Для нас, оглядывающихся назад и судящих по результатам, пропасть между литературными и библейскими гуманистами кажется больше, нежели она существовала в действительности. Идея, вдохновлявшая тех и других, имеет одни и те же приметы, хотя бы одни и были менее благочестивы, чем другие. Всех их пронизывала та же тоска по древней, первозданной чистоте и чаяние обновления. Независимо от того, были ли их стремления направлены к раннему христианству или к благородному, прекрасно управляемому Риму Катона и Сципиона, или же к чистой латыни, совершенной поэзии и открытому вновь искусству, это всегда было стремление вернуться назад во времени: renovatio, restitutio, restauratio.

Ревностное изучение ренессансной идеи в ее развитии, лишь беглый очерк которой я здесь предлагаю, также имеет свои опасности. Всякий, кто углубляется в исследования, подобные тем, которыми были заняты Бурдах и Боринский, проникавшие в наиболее отдаленные уголки классической и средневековой литературы в поисках звеньев в великой цепи идей возрождения, никогда не сумеет избавиться от ощущения, что при этом сама проблема Ренессанса – вопрос о том, чем он был, из чего состоял, – порой грозит сместиться на задний план. В высшей степени полезно, а для должного понимания необходимо, знать, как развивались целенаправленный образ и ощущение возрождения; однако важнейший вопрос, к которому нам приходится возвращаться, все-таки остается: что же на самом деле представляла собой та культурная трансформация, которую мы зовем Ренессансом? В чем состояло это изменение, каковы были его последствия?
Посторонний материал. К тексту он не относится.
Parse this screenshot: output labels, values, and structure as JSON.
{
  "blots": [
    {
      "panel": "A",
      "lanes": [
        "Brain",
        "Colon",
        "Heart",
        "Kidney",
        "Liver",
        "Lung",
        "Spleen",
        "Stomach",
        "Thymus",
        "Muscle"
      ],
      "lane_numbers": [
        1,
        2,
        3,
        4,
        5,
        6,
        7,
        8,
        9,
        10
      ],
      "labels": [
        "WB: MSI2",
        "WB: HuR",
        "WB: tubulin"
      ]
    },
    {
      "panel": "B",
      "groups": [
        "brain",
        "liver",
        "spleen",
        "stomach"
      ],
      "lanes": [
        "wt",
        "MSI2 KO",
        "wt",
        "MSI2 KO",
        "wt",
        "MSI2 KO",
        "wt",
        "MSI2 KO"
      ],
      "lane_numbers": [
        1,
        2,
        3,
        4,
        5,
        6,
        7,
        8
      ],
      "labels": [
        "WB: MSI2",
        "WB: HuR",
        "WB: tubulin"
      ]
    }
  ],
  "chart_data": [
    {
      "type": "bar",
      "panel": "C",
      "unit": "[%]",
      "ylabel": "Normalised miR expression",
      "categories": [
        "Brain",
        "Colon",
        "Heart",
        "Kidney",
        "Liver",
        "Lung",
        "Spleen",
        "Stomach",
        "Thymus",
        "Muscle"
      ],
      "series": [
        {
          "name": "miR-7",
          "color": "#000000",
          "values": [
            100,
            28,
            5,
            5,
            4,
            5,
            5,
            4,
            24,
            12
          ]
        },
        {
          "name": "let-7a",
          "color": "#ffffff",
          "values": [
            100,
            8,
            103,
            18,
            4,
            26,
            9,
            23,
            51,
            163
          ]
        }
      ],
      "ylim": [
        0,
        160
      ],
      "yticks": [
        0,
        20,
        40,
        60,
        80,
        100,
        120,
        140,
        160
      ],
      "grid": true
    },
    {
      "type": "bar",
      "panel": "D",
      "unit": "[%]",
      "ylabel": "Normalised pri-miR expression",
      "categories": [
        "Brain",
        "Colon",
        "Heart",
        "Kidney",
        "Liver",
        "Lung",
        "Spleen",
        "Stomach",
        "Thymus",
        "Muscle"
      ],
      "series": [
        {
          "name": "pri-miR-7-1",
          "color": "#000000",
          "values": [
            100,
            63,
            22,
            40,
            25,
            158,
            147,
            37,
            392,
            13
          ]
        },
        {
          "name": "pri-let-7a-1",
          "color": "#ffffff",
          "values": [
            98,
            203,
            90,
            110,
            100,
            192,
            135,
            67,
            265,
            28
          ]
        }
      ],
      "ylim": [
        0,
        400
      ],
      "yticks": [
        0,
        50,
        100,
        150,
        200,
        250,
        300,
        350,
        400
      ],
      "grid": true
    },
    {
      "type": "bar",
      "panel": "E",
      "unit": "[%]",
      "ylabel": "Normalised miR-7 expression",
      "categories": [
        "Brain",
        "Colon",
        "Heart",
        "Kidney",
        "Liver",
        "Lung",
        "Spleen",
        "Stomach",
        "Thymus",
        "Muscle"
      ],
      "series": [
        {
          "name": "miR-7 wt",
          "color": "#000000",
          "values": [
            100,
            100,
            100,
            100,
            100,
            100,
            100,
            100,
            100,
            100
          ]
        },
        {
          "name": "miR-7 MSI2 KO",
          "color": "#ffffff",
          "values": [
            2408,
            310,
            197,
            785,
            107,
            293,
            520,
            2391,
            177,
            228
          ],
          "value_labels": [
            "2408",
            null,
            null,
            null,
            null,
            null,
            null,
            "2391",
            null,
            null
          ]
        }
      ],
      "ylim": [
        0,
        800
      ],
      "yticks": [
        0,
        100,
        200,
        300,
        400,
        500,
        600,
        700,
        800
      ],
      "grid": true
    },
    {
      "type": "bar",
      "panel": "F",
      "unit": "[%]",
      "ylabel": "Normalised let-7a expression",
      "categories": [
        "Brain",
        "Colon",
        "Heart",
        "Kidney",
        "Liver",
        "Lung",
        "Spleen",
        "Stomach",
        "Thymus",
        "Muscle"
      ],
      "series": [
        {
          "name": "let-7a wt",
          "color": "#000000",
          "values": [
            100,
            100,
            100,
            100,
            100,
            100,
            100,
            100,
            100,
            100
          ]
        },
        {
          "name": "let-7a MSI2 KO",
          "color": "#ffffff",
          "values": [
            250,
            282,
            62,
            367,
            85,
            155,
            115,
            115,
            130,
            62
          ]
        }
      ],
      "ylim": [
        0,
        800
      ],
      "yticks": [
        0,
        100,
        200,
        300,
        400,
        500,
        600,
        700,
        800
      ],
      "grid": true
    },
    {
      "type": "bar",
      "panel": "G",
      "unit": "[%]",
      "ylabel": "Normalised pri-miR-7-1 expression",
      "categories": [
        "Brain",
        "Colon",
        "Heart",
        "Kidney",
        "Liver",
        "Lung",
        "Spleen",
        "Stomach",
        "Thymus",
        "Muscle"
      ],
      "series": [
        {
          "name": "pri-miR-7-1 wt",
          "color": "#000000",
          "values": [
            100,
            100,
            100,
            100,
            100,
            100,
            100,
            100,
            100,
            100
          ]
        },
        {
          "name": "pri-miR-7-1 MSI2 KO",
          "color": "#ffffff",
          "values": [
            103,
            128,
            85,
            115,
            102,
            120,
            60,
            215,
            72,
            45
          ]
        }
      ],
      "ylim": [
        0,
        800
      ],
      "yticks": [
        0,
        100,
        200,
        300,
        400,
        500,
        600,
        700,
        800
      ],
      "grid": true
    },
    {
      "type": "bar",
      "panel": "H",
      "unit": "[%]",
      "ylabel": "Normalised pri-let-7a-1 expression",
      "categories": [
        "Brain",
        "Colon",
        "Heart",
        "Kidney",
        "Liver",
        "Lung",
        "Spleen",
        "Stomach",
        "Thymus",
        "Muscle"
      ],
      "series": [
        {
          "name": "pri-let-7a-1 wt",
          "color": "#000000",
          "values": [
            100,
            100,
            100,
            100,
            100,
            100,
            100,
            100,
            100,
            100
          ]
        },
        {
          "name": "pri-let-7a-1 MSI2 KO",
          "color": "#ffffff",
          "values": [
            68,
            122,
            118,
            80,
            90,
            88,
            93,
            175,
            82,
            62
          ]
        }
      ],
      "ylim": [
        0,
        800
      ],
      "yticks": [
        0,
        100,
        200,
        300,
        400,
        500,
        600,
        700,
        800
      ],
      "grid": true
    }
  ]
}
При этом все еще остается первое, так и не выполненное предварительное условие: четкое определение оппозиции Средние века – Ренессанс, и второе, выполненное еще в меньшей степени: столь же ясное определение соотношения между Ренессансом и современной культурой.

Выше уже было описано, как концепция Ренессанса угрожала утратить какой бы то ни было смысл из-за настойчивого стремления все больше и больше углубляться в Средневековье. По мере того как все возраставшее множество характерных явлений культуры позднего Средневековья провозглашалось ростками и зародышами Ренессанса, образ средневековой культуры грозил растаять и исчезнуть как снежная кукла. Все, что было живым в Средневековье, в конечном счете было названо Ренессансом. Но что же тогда оставалось от собственно Средневековья? Нельзя ли четко определить, каковы были важнейшие свойства истинно средневекового духа во всех его проявлениях: в религии, мышлении, искусстве, общественной жизни, – а затем проследить, в каких именно пунктах Ренессанс порвал со всем этим?
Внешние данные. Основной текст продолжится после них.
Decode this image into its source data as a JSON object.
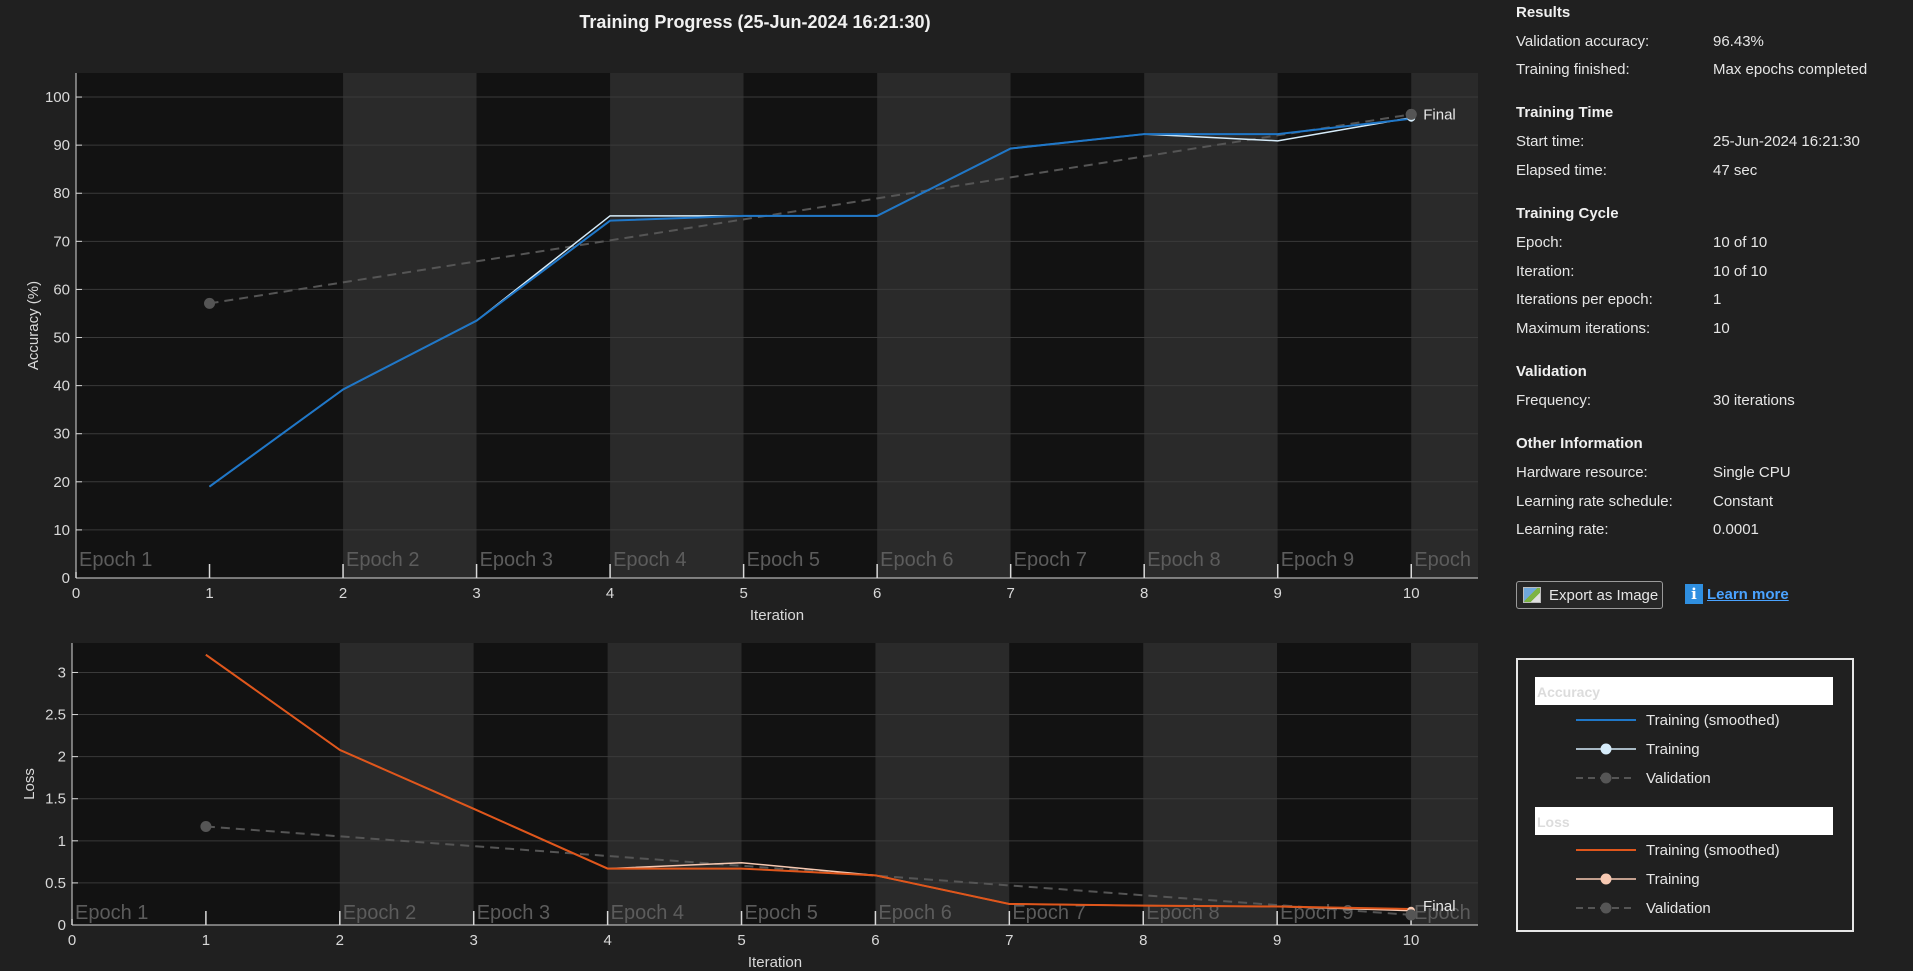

Существует концепция, претендующая на то, что она в состоянии определить этот великий разрыв, этот фундаментальный контраст между Средневековьем и Ренессансом и что она может с точностью его описать. Насколько я знаю, ее не отыскать в научных трудах историков культуры и искусства, но она живет плодотворным убеждением в сердцах многих художников настоящего времени. Кто осмелится отрицать за ними право голоса в подобных вопросах? Если бы мне пришлось назвать тех, кто дал жизнь этой концепции, это были бы Виолле-лё-Дюк и рядом с ним, пожалуй, Уильям Моррис52*. Она сводится к следующему. Средние века во всем были эпохой синтетического мышления и сильно развитого чувства всеобщности. Истинной сущностью культуры было совместное строительство. Искусство сознавало свою задачу придания формы высоким идеям – не в тщете наслаждений и индивидуальных забав, но в величественном выражении того, что затрагивало всех и каждого. Изобразительное искусство находилось в подчинении архитектуре и было символическим и монументальным; подражание природе никогда не являлось конечной целью. Тайную формирующую силу геометрических пропорций все еще знали и применяли. Триумфом истинно средневекового духа были романские соборы и даже ранняя готика и византийская мозаика, так же как духовное творчество Фомы Аквинского и символические образы мистики.

В свете таких представлений приход Ренессанса означает ослабление, а вскоре и утрату всех этих принципов. Вместо единых устремлений общины в жизнь вторгаются индивидуальные устремления личности (здесь эта точка зрения соприкасается с тезисом Буркхардта). Уже персональный реализм Джотто означает упадок. Аналитическое искусство воспроизведения действительности перерастает и вытесняет прежнее высокое синтетическое и символическое искусство. Уже фреска приносит с собой разработку не играющих роли деталей, но она, по крайней мере, все еще сохраняет связь с архитектурой. Отдельная картина полностью утрачивает эту связь: живописное произведение становится декоративным предметом и объектом торговли, ценной диковинкой, вместо того чтобы оставаться одним из членов целостного духовного организма. Натурализм и индивидуализм (как признанные характерные черты Ренессанса) суть лишь болезненные симптомы грандиозного процесса вырождения.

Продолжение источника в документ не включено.